Juba’s defiance is likely a sign it believes it can catalyse regime change in Sudan, Verhoeven said. “If Khartoum falls, of course, the SPLM thinks we’re looking at a very different game and everyone will forget their gamble.”
And yet many in Khartoum’s ruling National Congress Party (NCP) will likely take a similar view of the South, despite the shock of losing Heglig. Officials often contrast Sudan’s relatively diverse economy with that of South Sudan, which depended on oil for 98% of state income.
“If there will be war after the loss of oil it will be a war of attrition. But it will be a war of attrition hitting them before us,” Sudan’s Bashir told state television a few days after the South’s oil shutdown.
Sabir Hassan, a former central bank governor who co-chairs Khartoum’s economic negotiations team, insists the country is still better off than its southern neighbour despite the chance it will have to import more fuel now.
“In the south there is no economy as such. It is a salary-based economy,” he said. “Experience has shown that our economy has some resilience when it comes to facing such crises. We have had crises which were very similar to this before.”
Some foreign experts and advisers estimate South Sudan may struggle to pay for imports and support its currency within a couple months without outside help, an assessment officials in Khartoum are certainly aware of.
The loss of Heglig knocked out about half of Sudan’s 115,000 barrels a day oil output. Landlocked South Sudan shut down its own roughly 350,000 barrels per day in January in a row over how much it should pay to export crude via Sudan.
And while friendly governments could offer some financial support to avert economic disaster in either country, both may struggle to secure enough loans to see them through the crisis, especially while the threat of war looms.

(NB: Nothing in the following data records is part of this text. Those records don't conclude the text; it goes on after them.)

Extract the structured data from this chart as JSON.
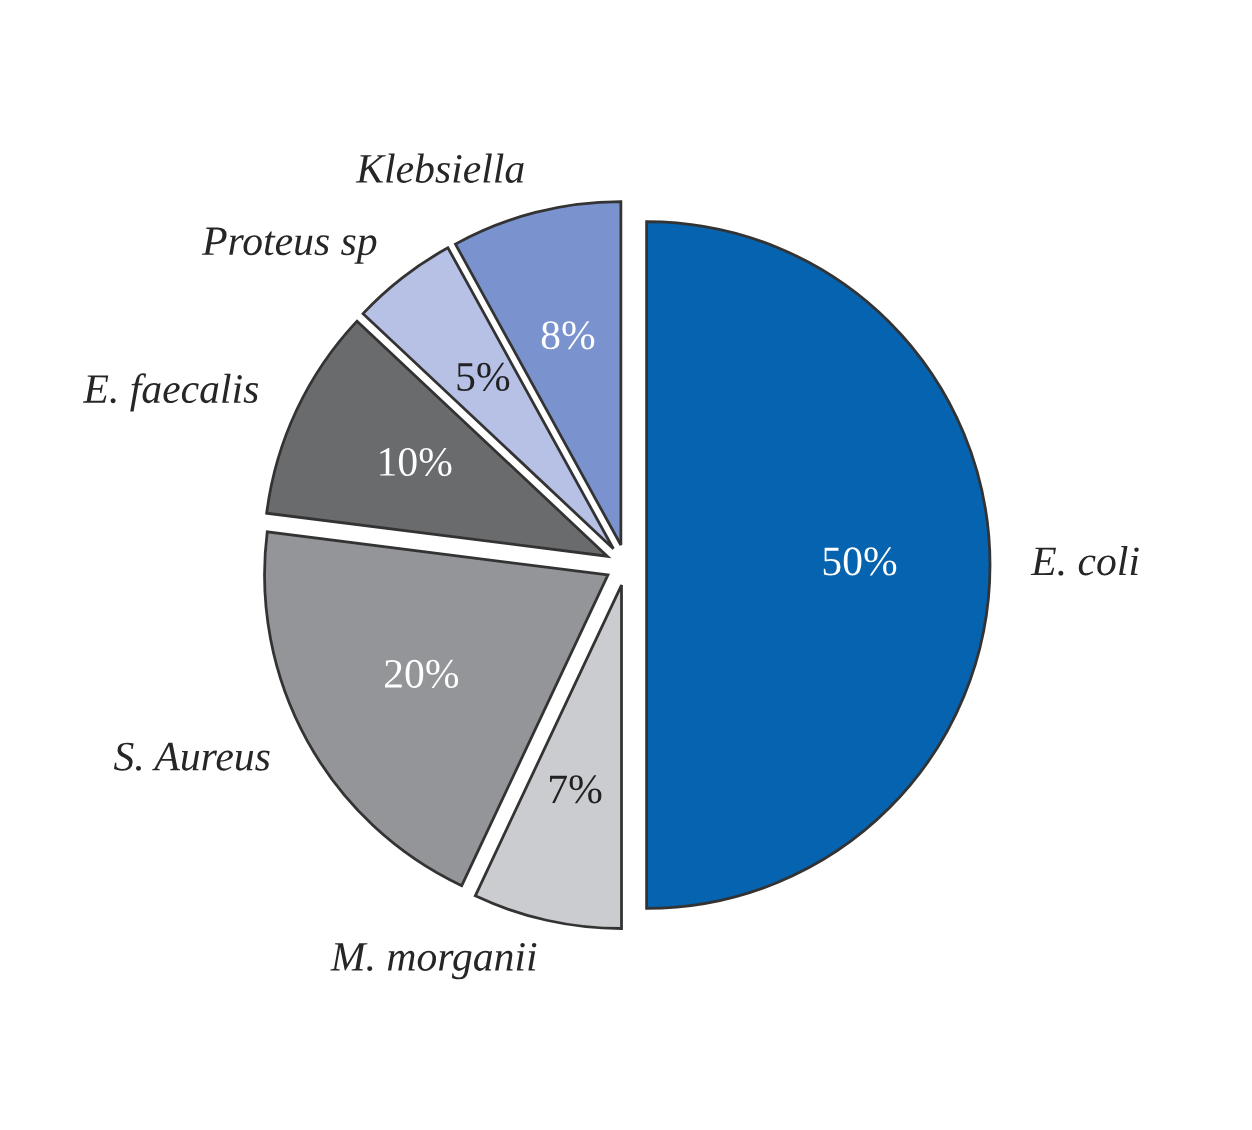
{
  "chart_data": {
    "type": "pie",
    "categories": [
      "E. coli",
      "M. morganii",
      "S. Aureus",
      "E. faecalis",
      "Proteus sp",
      "Klebsiella"
    ],
    "values": [
      50,
      7,
      20,
      10,
      5,
      8
    ],
    "value_labels": [
      "50%",
      "7%",
      "20%",
      "10%",
      "5%",
      "8%"
    ],
    "colors": [
      "#0563b0",
      "#cbcccf",
      "#939598",
      "#6a6b6d",
      "#b6c1e5",
      "#7a93cf"
    ],
    "legend": false
  }
}
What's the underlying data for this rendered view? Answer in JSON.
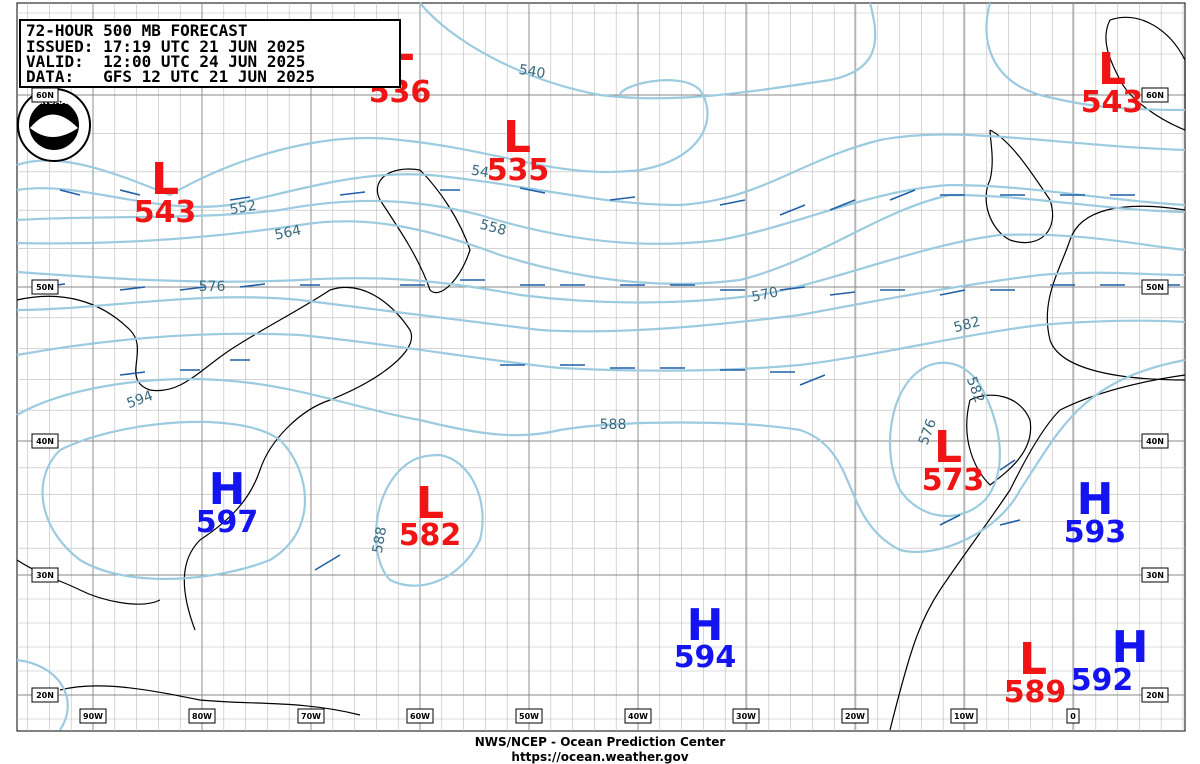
{
  "header": {
    "lines": [
      "72-HOUR 500 MB FORECAST",
      "ISSUED: 17:19 UTC 21 JUN 2025",
      "VALID:  12:00 UTC 24 JUN 2025",
      "DATA:   GFS 12 UTC 21 JUN 2025"
    ]
  },
  "logo": "NOAA",
  "centers": [
    {
      "type": "L",
      "value": "536"
    },
    {
      "type": "L",
      "value": "535"
    },
    {
      "type": "L",
      "value": "543"
    },
    {
      "type": "L",
      "value": "543"
    },
    {
      "type": "H",
      "value": "597"
    },
    {
      "type": "L",
      "value": "582"
    },
    {
      "type": "H",
      "value": "594"
    },
    {
      "type": "L",
      "value": "573"
    },
    {
      "type": "H",
      "value": "593"
    },
    {
      "type": "L",
      "value": "589"
    },
    {
      "type": "H",
      "value": "592"
    }
  ],
  "contour_labels": [
    "540",
    "552",
    "564",
    "558",
    "576",
    "570",
    "582",
    "594",
    "588",
    "576",
    "582",
    "588",
    "54"
  ],
  "lat_labels": [
    "60N",
    "50N",
    "40N",
    "30N",
    "20N"
  ],
  "lon_labels": [
    "90W",
    "80W",
    "70W",
    "60W",
    "50W",
    "40W",
    "30W",
    "20W",
    "10W",
    "0"
  ],
  "footer": {
    "agency": "NWS/NCEP - Ocean Prediction Center",
    "url": "https://ocean.weather.gov"
  }
}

One flashpoint for both countries is fuel prices—a red line for unrest in many poor countries this year, such as Nigeria.
Both Sudan and South Sudan have seen long queues as motorists tried to stock up on petrol in the past week. Four filling stations in Juba visited by Reuters had run out of fuel on Sunday.
In Khartoum, rumours have spread the government may have to cut fuel subsidies after losing Heglig despite official assurances the state has enough reserves to handle the crisis.
Food prices are another worry. The loss of foreign currency from oil revenues has driven up the cost of imports, especially in South Sudan, where staples such as rice and tomatoes are trucked in at a premium from Kenya and Uganda.
Any halt or delay in state salaries could also make it harder for either side to keep its government functioning.
In Bor, capital of South Sudan’s Jonglei state, a government worker this month said his ministry’s budget for cleaning, water and other services had already been halved under government austerity measures.
“It’s not a problem, of course. When it touches salaries, this is where the problem comes in,” he said.
There are similar risks in the north. One Sudanese economic expert with political ties estimates three quarters of the budget goes to Sudan’s military, security forces and high-level officials. If true, that does not leave much room to trim spending without hitting sensitive areas.
“The government is unable to get us out of this miserable situation,” the expert said. But he said a bloody political transition could lead to a “Somalia situation”, and fear of chaos like that affecting the Horn of Africa failed state could deter many Sudanese from rising up.